From: Spike-based dynamic computing with asynchronous sensing-computing neuromorphic chip

a Spiking neuron vs. Artificial neuron. Left: spiking neurons communicate through spike trains coded in binary spikes, and the major operation is synaptic Accumulation (AC) between weights. Right: neurons in ANNs communicate using activations coded in analog values, and Multiply-and-Accumulate (MAC) of inputs and weights is the major operation. b From a dynamic computing perspective, we compare neuromorphic and traditional computing in three aspects: vanilla algorithm (top), dynamic algorithm (middle), and hardware (bottom). In traditional computing (right part), vanilla algorithms generally hold a static, fixed computational graph manner.
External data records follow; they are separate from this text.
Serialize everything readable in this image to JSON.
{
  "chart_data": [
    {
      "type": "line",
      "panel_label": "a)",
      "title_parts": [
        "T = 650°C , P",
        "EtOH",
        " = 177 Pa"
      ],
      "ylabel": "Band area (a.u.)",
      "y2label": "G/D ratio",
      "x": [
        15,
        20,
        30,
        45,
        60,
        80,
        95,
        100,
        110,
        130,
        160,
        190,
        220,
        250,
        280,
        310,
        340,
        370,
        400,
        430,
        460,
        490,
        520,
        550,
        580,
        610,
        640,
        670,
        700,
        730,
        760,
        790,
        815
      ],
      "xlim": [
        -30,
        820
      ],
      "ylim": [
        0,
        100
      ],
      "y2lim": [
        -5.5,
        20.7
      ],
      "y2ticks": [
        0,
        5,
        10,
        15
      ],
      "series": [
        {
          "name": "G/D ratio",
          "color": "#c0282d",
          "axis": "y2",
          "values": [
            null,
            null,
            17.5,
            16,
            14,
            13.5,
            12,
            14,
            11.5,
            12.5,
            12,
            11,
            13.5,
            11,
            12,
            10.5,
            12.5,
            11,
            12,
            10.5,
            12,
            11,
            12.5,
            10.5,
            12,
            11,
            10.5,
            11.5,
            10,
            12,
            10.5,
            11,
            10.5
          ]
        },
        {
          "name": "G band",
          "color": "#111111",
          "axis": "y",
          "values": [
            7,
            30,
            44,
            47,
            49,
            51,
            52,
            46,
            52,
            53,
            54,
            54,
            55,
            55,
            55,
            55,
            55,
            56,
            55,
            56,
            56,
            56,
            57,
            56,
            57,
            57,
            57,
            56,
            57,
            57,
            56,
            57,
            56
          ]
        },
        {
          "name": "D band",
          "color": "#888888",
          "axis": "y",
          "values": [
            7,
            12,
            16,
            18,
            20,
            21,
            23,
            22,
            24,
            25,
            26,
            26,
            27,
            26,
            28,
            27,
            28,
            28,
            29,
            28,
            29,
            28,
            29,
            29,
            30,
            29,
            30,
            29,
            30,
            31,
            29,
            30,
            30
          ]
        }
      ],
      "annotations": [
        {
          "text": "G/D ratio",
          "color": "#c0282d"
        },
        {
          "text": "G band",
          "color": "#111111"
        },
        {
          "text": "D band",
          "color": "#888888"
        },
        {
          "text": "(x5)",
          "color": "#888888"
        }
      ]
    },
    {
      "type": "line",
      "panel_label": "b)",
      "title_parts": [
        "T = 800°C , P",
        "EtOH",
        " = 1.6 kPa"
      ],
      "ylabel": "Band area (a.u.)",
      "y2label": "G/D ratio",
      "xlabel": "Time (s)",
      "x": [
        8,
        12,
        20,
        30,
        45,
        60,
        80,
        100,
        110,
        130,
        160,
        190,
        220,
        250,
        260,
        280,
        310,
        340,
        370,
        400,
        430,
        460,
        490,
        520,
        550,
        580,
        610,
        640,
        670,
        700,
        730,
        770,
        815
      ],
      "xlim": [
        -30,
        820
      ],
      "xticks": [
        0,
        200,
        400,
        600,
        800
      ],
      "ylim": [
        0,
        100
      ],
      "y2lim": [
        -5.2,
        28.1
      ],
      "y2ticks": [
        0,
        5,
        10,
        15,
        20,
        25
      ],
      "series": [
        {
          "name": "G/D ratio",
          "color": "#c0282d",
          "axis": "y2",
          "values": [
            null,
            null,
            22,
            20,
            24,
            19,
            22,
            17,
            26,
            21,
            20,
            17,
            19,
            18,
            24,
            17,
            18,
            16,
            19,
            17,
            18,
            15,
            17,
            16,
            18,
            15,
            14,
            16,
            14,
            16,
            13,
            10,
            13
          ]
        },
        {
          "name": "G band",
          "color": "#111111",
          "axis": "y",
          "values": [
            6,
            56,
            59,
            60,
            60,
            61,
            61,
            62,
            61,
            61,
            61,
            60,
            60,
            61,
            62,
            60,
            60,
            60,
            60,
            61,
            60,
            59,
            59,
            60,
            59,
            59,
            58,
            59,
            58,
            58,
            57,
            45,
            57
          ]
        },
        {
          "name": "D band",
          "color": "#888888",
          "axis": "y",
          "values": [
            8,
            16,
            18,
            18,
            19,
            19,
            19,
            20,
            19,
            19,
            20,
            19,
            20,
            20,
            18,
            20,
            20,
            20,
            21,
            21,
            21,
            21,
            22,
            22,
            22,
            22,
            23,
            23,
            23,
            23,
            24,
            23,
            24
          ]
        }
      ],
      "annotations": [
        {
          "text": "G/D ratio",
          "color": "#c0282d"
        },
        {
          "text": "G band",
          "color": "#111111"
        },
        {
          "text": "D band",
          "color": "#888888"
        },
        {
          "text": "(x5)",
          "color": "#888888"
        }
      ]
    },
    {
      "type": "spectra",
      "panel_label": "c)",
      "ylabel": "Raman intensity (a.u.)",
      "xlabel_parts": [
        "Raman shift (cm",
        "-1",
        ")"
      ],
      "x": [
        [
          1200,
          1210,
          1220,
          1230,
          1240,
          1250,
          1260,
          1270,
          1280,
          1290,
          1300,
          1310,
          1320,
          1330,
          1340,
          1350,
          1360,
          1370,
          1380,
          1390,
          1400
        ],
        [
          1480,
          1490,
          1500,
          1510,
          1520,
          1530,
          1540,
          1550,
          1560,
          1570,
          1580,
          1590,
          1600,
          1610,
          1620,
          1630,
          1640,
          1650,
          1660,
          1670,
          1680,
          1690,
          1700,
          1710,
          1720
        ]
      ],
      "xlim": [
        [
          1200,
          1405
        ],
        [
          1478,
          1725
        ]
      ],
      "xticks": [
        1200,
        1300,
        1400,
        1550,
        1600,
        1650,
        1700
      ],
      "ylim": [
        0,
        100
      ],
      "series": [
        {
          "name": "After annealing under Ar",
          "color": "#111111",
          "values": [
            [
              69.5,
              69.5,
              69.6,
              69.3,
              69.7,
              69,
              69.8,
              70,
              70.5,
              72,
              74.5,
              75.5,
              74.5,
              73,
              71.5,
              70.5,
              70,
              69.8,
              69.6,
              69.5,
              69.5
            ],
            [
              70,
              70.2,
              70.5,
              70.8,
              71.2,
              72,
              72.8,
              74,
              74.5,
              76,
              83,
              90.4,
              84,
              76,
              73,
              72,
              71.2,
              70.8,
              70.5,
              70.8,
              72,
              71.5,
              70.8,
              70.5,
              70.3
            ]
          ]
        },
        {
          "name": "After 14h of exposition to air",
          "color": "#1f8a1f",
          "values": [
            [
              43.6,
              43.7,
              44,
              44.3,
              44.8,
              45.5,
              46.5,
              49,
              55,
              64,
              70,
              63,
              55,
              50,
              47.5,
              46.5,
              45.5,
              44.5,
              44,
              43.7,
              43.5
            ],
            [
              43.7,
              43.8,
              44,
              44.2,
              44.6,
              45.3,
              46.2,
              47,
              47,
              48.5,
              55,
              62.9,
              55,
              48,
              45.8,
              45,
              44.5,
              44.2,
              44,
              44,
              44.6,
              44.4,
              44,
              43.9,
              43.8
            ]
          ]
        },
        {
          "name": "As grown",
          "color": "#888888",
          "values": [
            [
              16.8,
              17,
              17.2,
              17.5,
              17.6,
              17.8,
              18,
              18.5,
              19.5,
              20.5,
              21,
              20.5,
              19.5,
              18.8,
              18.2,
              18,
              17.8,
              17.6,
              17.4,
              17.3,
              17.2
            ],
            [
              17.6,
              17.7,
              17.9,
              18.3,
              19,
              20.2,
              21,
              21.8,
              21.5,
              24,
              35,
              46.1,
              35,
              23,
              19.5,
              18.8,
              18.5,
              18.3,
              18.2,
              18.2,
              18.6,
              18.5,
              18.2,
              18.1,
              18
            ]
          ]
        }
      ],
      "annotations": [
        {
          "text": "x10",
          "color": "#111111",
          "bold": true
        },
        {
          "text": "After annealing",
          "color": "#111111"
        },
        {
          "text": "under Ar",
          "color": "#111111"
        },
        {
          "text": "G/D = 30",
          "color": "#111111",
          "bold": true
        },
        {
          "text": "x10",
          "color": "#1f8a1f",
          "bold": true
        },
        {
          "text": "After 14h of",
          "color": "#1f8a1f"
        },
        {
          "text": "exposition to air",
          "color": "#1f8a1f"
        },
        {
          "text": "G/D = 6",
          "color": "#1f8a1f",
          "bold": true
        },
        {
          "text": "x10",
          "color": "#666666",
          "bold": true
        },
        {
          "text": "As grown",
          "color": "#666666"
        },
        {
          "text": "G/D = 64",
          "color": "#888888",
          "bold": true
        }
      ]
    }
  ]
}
Although some neurons have activation values of zero, all zero-based MAC operations must be performed. By adapting the structures of static models to different inputs, dynamic ANNs can lead to notable advantages in accuracy and computational efficiency. However, traditional computing hardware is mostly optimized for static models and not friendly to dynamic networks, and there is a gap between the theoretical and practical efficiency of dynamic ANNs21. In neuromorphic computing (left part), SNNs are born with dynamic computational graphs, and neuromorphic hardware is naturally suitable for SNNs. However, we observed the dynamic imbalance in SNNs, which respond similarly to diverse inputs. c Dynamic imbalance. SNNs satisfy dynamic activation forms but are not good at dynamic functions, i.e. responding discriminatively. Spatio-temporal invariance (Figs. S2, S3) is the fundamental assumption of SNNs because they share parameters at different timesteps. Consequently, LSFRs (definition is given in Part “Details of algorithm evaluation'') at each timestep is similar, which indicates that the scales of the activated sub-networks of SNNs are similar for diverse input.